The Rating Agencies Play Politics
Erin Burnett, the former Street Sweetie on CNBC who has now moved over to CNN, and I guess last night was her first show on CNN. They sent her out there, or she rushed out there, to make a point that Boehner’s plan may not be enough to stop S&P from downgrading America. Now, that’s all well and good, but there’s no other plan out there. The president doesn’t have a plan, and he doesn’t care about the S&P downgrade. I take it back. There are other ideas. DeMint’s idea is great: Just go back to 2007 spending levels, or go back to 2008 spending levels or what have you. The last plan that Obama had was his budget in February, and it got wiped out 97-to-zero. Ninety-seven to zero! Not one Democrat voted for Obama’s budget, and that is the last plan that we had from him.
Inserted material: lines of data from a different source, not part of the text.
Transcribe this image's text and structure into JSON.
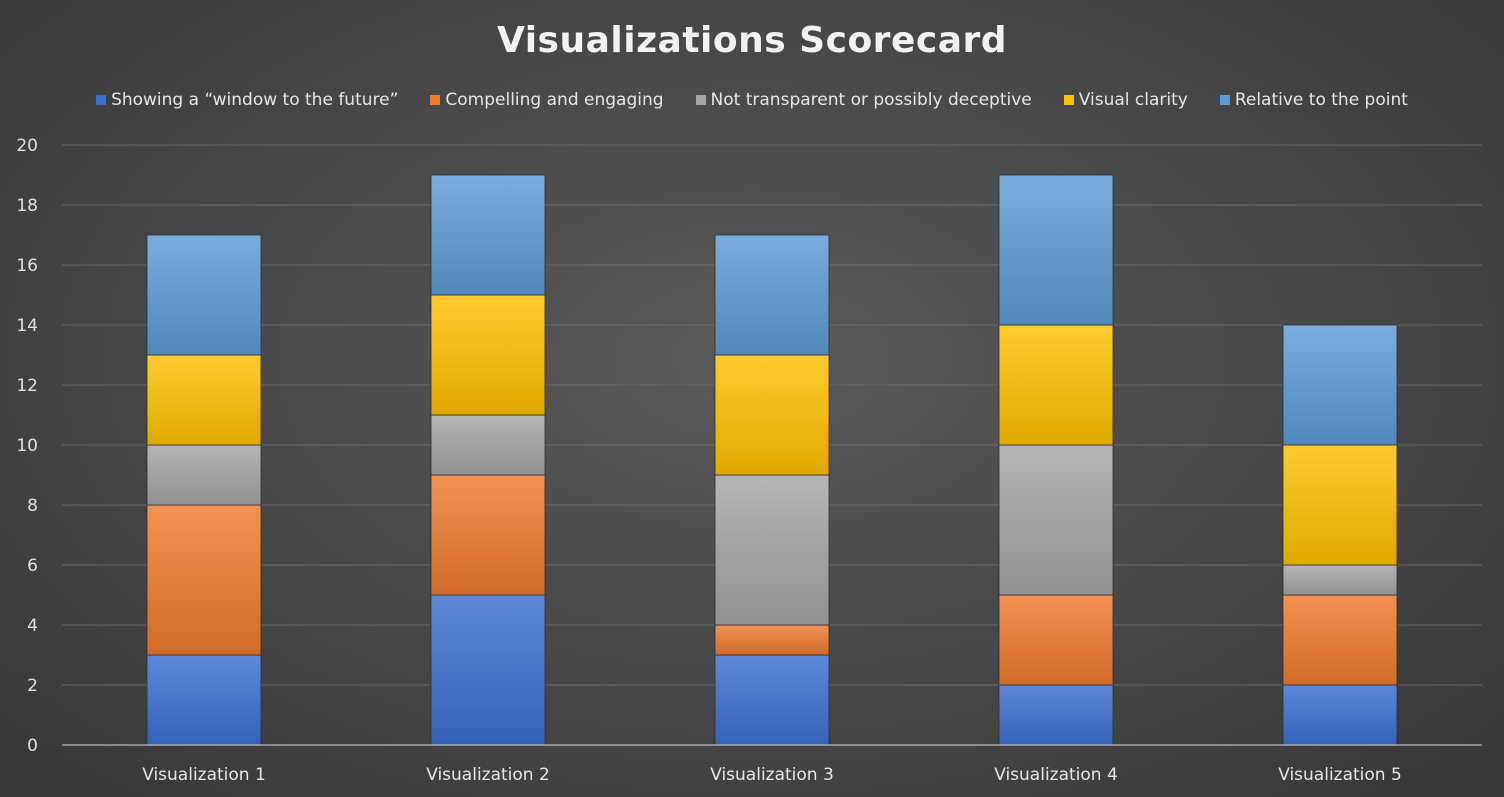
{
  "chart_data": {
    "type": "bar",
    "stacked": true,
    "title": "Visualizations Scorecard",
    "xlabel": "",
    "ylabel": "",
    "ylim": [
      0,
      20
    ],
    "yticks": [
      0,
      2,
      4,
      6,
      8,
      10,
      12,
      14,
      16,
      18,
      20
    ],
    "grid": true,
    "legend_position": "top",
    "categories": [
      "Visualization 1",
      "Visualization 2",
      "Visualization 3",
      "Visualization 4",
      "Visualization 5"
    ],
    "series": [
      {
        "name": "Showing a “window to the future”",
        "color": "#3a6fd0",
        "values": [
          3,
          5,
          3,
          2,
          2
        ]
      },
      {
        "name": "Compelling and engaging",
        "color": "#ee7a2e",
        "values": [
          5,
          4,
          1,
          3,
          3
        ]
      },
      {
        "name": "Not transparent or possibly deceptive",
        "color": "#a5a5a5",
        "values": [
          2,
          2,
          5,
          5,
          1
        ]
      },
      {
        "name": "Visual clarity",
        "color": "#ffc000",
        "values": [
          3,
          4,
          4,
          4,
          4
        ]
      },
      {
        "name": "Relative to the point",
        "color": "#5b9bd5",
        "values": [
          4,
          4,
          4,
          5,
          4
        ]
      }
    ]
  }
}
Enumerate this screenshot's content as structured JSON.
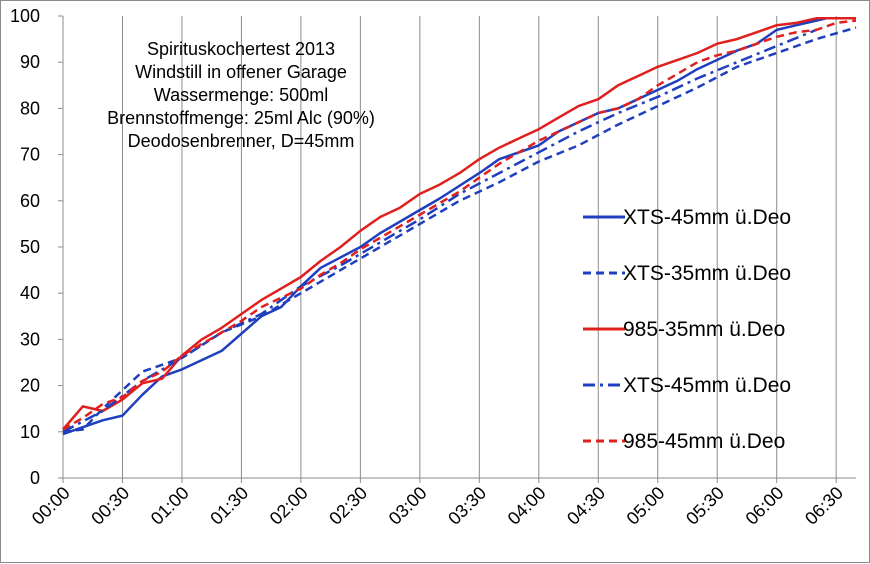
{
  "chart_data": {
    "type": "line",
    "title": "",
    "xlabel": "",
    "ylabel": "",
    "ylim": [
      0,
      100
    ],
    "yticks": [
      0,
      10,
      20,
      30,
      40,
      50,
      60,
      70,
      80,
      90,
      100
    ],
    "xlim": [
      0,
      400
    ],
    "xticks": [
      "00:00",
      "00:30",
      "01:00",
      "01:30",
      "02:00",
      "02:30",
      "03:00",
      "03:30",
      "04:00",
      "04:30",
      "05:00",
      "05:30",
      "06:00",
      "06:30"
    ],
    "grid": {
      "vertical": true,
      "horizontal": false
    },
    "legend_position": "right",
    "annotation": [
      "Spirituskochertest 2013",
      "Windstill in offener Garage",
      "Wassermenge: 500ml",
      "Brennstoffmenge: 25ml Alc (90%)",
      "Deodosenbrenner, D=45mm"
    ],
    "series": [
      {
        "name": "XTS-45mm ü.Deo",
        "color": "#1f3fbf",
        "dash": "solid",
        "x": [
          "00:00",
          "00:20",
          "00:30",
          "00:40",
          "00:50",
          "01:00",
          "01:20",
          "01:40",
          "01:50",
          "02:00",
          "02:10",
          "02:30",
          "02:40",
          "03:00",
          "03:10",
          "03:30",
          "03:40",
          "04:00",
          "04:05",
          "04:10",
          "04:30",
          "04:40",
          "05:00",
          "05:05",
          "05:10",
          "05:20",
          "05:35",
          "05:40",
          "05:50",
          "06:00",
          "06:10",
          "06:20",
          "06:25"
        ],
        "y": [
          9.5,
          12.5,
          13.5,
          18,
          22,
          23.5,
          27.5,
          35,
          37,
          41.5,
          45.5,
          50,
          53,
          58,
          60.5,
          66,
          69,
          72,
          73.5,
          75,
          79,
          80,
          84,
          85,
          86,
          88.5,
          91.5,
          92.5,
          94,
          97,
          98,
          99,
          99.5
        ]
      },
      {
        "name": "XTS-35mm ü.Deo",
        "color": "#1f3fbf",
        "dash": "dashed",
        "x": [
          "00:00",
          "00:10",
          "00:20",
          "00:30",
          "00:40",
          "01:00",
          "01:20",
          "01:40",
          "02:00",
          "02:20",
          "02:40",
          "03:00",
          "03:20",
          "03:40",
          "04:00",
          "04:20",
          "04:40",
          "05:00",
          "05:20",
          "05:40",
          "06:00",
          "06:20",
          "06:40"
        ],
        "y": [
          10,
          10.5,
          15,
          19,
          23,
          26,
          31.5,
          35,
          40,
          45,
          50,
          55,
          60,
          64,
          68.5,
          72,
          76.5,
          80.5,
          84.5,
          89,
          92,
          95,
          97.5
        ]
      },
      {
        "name": "985-35mm ü.Deo",
        "color": "#e0201f",
        "dash": "solid",
        "x": [
          "00:00",
          "00:10",
          "00:20",
          "00:30",
          "00:40",
          "00:50",
          "01:00",
          "01:10",
          "01:20",
          "01:30",
          "01:40",
          "01:50",
          "02:00",
          "02:10",
          "02:20",
          "02:30",
          "02:40",
          "02:50",
          "03:00",
          "03:10",
          "03:20",
          "03:30",
          "03:40",
          "03:50",
          "04:00",
          "04:10",
          "04:20",
          "04:30",
          "04:40",
          "04:50",
          "05:00",
          "05:10",
          "05:20",
          "05:30",
          "05:40",
          "05:50",
          "06:00",
          "06:10",
          "06:20",
          "06:30",
          "06:40"
        ],
        "y": [
          10.5,
          15.5,
          14.5,
          17,
          20.5,
          21.5,
          26.5,
          30,
          32.5,
          35.5,
          38.5,
          41,
          43.5,
          47,
          50,
          53.5,
          56.5,
          58.5,
          61.5,
          63.5,
          66,
          69,
          71.5,
          73.5,
          75.5,
          78,
          80.5,
          82,
          85,
          87,
          89,
          90.5,
          92,
          94,
          95,
          96.5,
          98,
          98.5,
          99.5,
          99.5,
          99.5
        ]
      },
      {
        "name": "XTS-45mm ü.Deo",
        "color": "#1f3fbf",
        "dash": "dashdot",
        "x": [
          "00:00",
          "00:20",
          "00:40",
          "01:00",
          "01:20",
          "01:40",
          "02:00",
          "02:20",
          "02:40",
          "03:00",
          "03:20",
          "03:40",
          "04:00",
          "04:20",
          "04:40",
          "05:00",
          "05:20",
          "05:40",
          "06:00",
          "06:20"
        ],
        "y": [
          10,
          14.5,
          21,
          26,
          31.5,
          35.5,
          41.5,
          46,
          51,
          56,
          61.5,
          66,
          70.5,
          75,
          79,
          82.5,
          86.5,
          90,
          93.5,
          97
        ]
      },
      {
        "name": "985-45mm ü.Deo",
        "color": "#e0201f",
        "dash": "dashed",
        "x": [
          "00:00",
          "00:10",
          "00:20",
          "00:30",
          "00:40",
          "00:50",
          "01:00",
          "01:10",
          "01:20",
          "01:30",
          "01:40",
          "01:50",
          "02:00",
          "02:10",
          "02:20",
          "02:30",
          "02:40",
          "02:50",
          "03:00",
          "03:10",
          "03:20",
          "03:30",
          "03:40",
          "03:50",
          "04:00",
          "04:10",
          "04:20",
          "04:30",
          "04:40",
          "04:50",
          "05:00",
          "05:10",
          "05:20",
          "05:30",
          "05:40",
          "05:50",
          "06:00",
          "06:10",
          "06:20",
          "06:30",
          "06:40"
        ],
        "y": [
          10.5,
          13,
          16,
          17.5,
          21,
          23,
          26.5,
          29,
          31.5,
          34,
          37,
          39,
          41,
          44,
          46.5,
          49.5,
          52,
          54.5,
          57,
          59.5,
          62,
          65,
          68,
          70.5,
          73,
          75,
          77,
          79,
          80,
          82,
          85,
          87.5,
          90,
          91.5,
          92.5,
          94,
          95.5,
          96.5,
          97,
          98.5,
          99
        ]
      }
    ]
  }
}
So we’ve had the Ryan plan. We’ve had Cut, Cap, and Balance. We’ve had the Balanced Budget Amendment. Now we’ve got Boehner’s two-step plan. We’ve offered all kinds of plans, and they sent Erin Burnett out there to say that Boehner’s plan may still trigger the S&P downgrade. The chief business correspondent is Erin Burnett, and Wolf Blitzer said, “Earlier you suggested that one investor who was briefed by some of the ratings agencies said that if Boehner’s plan’s approved it might still result in some sort of ratings reduction for the country, whereas if Harry Reid’s plan’s approved, the US AAA rating might not go down. I want you to explain what that means.”